Evaluating Nanodisks and Nanorods As Carriers for Targeting Diseased Endothelium in Physiological Blood Flows

Introduction:   The development of vascular-targeted carriers (VTC) for the delivery of therapeutics could greatly improve the treatment of many human diseases. Spherical nanoparticles are commonly used as potential drug carriers due to their ability to easily navigate microvasculature and ease of fabrication/drug loading. However, recent literature has shown that spherical nanoparticles do not efficiently marginate and adhere to the vascular wall in model blood vessels compared to larger micron sized particles.^1,2 Therefore spherical nanoparticles may not be effective as VTCs for drug delivery and diagnosis, particularly in targeting diseases which affect medium/large blood vessels (M/LBV), such as atherosclerosis. Recently, particle shape has received attention as a parameter that can be used to improve the performance of VTCs. The purpose of this study is to examine the hemodynamics of rod and disk-shaped particles of different aspect ratios relative to spheres of equal volume both in vitro in human blood flow under physiological conditions.

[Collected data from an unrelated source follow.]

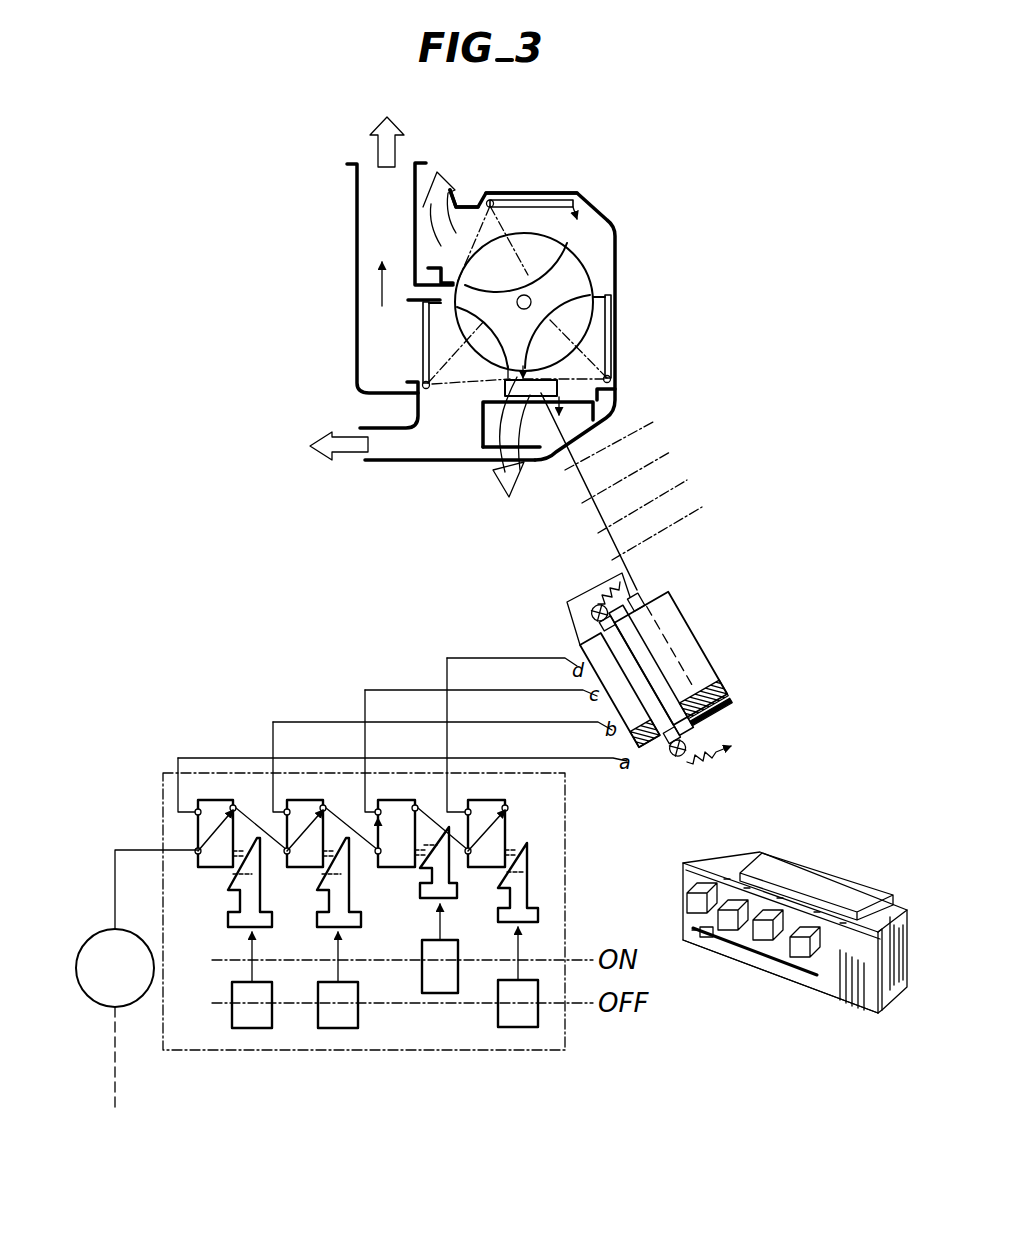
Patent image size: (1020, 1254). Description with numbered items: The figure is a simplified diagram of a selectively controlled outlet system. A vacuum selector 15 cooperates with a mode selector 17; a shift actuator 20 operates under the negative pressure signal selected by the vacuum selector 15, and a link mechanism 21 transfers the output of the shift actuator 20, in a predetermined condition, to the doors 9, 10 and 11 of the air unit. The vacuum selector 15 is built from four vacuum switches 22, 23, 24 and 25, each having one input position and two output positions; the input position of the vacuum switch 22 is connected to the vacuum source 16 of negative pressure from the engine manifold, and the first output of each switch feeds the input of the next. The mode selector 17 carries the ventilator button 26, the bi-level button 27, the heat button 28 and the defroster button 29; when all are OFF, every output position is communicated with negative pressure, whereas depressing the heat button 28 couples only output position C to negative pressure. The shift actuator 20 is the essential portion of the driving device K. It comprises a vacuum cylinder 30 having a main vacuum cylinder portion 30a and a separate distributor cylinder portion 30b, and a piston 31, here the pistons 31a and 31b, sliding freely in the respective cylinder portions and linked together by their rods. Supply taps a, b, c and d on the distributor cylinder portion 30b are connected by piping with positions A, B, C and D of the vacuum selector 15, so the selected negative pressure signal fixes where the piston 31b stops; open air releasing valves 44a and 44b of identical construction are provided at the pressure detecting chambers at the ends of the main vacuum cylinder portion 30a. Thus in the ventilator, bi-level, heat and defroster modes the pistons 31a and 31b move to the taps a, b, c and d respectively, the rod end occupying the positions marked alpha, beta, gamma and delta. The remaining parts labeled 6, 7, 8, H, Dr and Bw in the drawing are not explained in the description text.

The air inlet damper 6 is at (465, 202).
The foot outlet duct 7 is at (391, 456).
The defroster outlet duct 8 is at (372, 170).
The door 9 is at (529, 193).
The door 10 is at (614, 318).
The door 11 is at (423, 352).
The vacuum selector 15 is at (150, 795).
The vacuum source 16 is at (130, 1010).
The mode selector 17 is at (837, 985).
The shift actuator 20 is at (735, 665).
The link mechanism 21 is at (600, 265).
The vacuum switch 22 is at (222, 800).
The vacuum switch 23 is at (310, 800).
The vacuum switch 24 is at (398, 800).
The vacuum switch 25 is at (478, 800).
The ventilator button 26 is at (252, 1028).
The bi-level button 27 is at (338, 1028).
The heat button 28 is at (437, 993).
The defroster button 29 is at (519, 1027).
The vacuum cylinder 30 is at (572, 631).
The main vacuum cylinder portion 30a is at (670, 608).
The distributor cylinder portion 30b is at (612, 716).
The piston 31 is at (713, 743).
The piston 31a is at (726, 727).
The piston 31b is at (651, 760).
The open air releasing valve 44a is at (681, 757).
The open air releasing valve 44b is at (592, 603).
The heater unit H is at (630, 386).
The driving device K is at (714, 635).
The defroster damper Dr is at (570, 187).
The blower Bw is at (478, 437).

Materials and Methods:  Polystyrene rod and disk-shaped particles were fabricated via a polymer film stretch method previously described in literature.³ Rods, disks, and spherical particles were conjugated with targeting molecules (sialyl Lewis a, sLe^a) which bind to selectins.  The differently shaped particles were tested for their margination efficiency from blood flow both in vitro and in vivo.  The particles explored ranged in diameter from 0.5 – 2 μm (equivalent spherical diameter; ESD, for rods and disks).

Vascular-targeted spheres, rods or disks at a fixed concentration were mixed with RBC and saline flow buffer, and allowed to flow over a layer of IL-1β activated human umbilical vein endothelial cells (HUVEC) using a parallel plate flow chamber. Adhesion of VTCs from steady blood flow from relatively low to relatively high shear rates (200-1000 s^-1) was investigated. Since disturbed blood flow profiles are typical in areas of vasculature where atherosclerosis tends to occur, particle adhesion pulsatile and recirculatory blood flow profiles were also examined.  The adhesion of rods, disks and spheres to the endothelium from blood flow was imaged/quantified using brightfield and fluorescence microscopy. Further, the localization of these particles to the red blood cell free layer (RBC-FL) while in flow was investigated using confocal microscopy.

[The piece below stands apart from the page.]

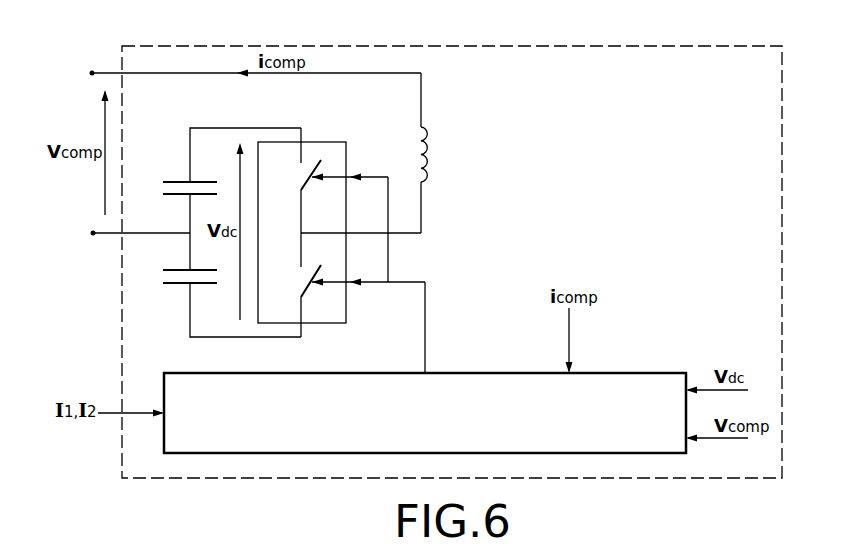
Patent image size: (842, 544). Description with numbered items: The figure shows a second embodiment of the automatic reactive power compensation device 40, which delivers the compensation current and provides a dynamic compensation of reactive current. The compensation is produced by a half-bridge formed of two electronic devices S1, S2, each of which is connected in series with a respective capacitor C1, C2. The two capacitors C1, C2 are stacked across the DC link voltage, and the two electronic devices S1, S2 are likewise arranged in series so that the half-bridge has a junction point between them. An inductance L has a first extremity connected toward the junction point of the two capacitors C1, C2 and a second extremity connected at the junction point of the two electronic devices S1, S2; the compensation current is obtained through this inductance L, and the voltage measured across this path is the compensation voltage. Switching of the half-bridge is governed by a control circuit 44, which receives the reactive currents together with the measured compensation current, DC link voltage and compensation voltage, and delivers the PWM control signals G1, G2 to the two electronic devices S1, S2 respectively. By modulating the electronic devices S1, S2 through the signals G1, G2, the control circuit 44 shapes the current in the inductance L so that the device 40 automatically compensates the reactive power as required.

Results and Discussion:  With in vitro assays we find that rod-shaped microparticles at a high aspect ratio have a higher binding efficiency to the HUVEC monolayer from human blood flow than spheres of equivalent volume and targeting ligand site density. Overall, adhesion was greatest for microparticles with ESD=2 μm compared to those with smaller volumes.  The improved adhesion pattern for micron-sized rods was not due to better localization of rods to the RBC-FL, as the confocal data showed equivalent levels of microrods/spheres in the RBC-FL.  Adhesion of 500 nm ESD spheres and rods was minimal; likely due to poor localization to the RBC-FL.  While rods with 500 nm ESD showed no improved adhesion compared to equivalent spheres, preliminary data suggests that equivalent disk shaped particles display both better localization to the RBC-FL and improved adhesion to the endothelium. 

Conclusions:   Our study shows that shape can be a very useful and tunable parameter in the design of vascular-targeted carriers for imaging and treatment of atherosclerosis and other diseases of M/LBVs.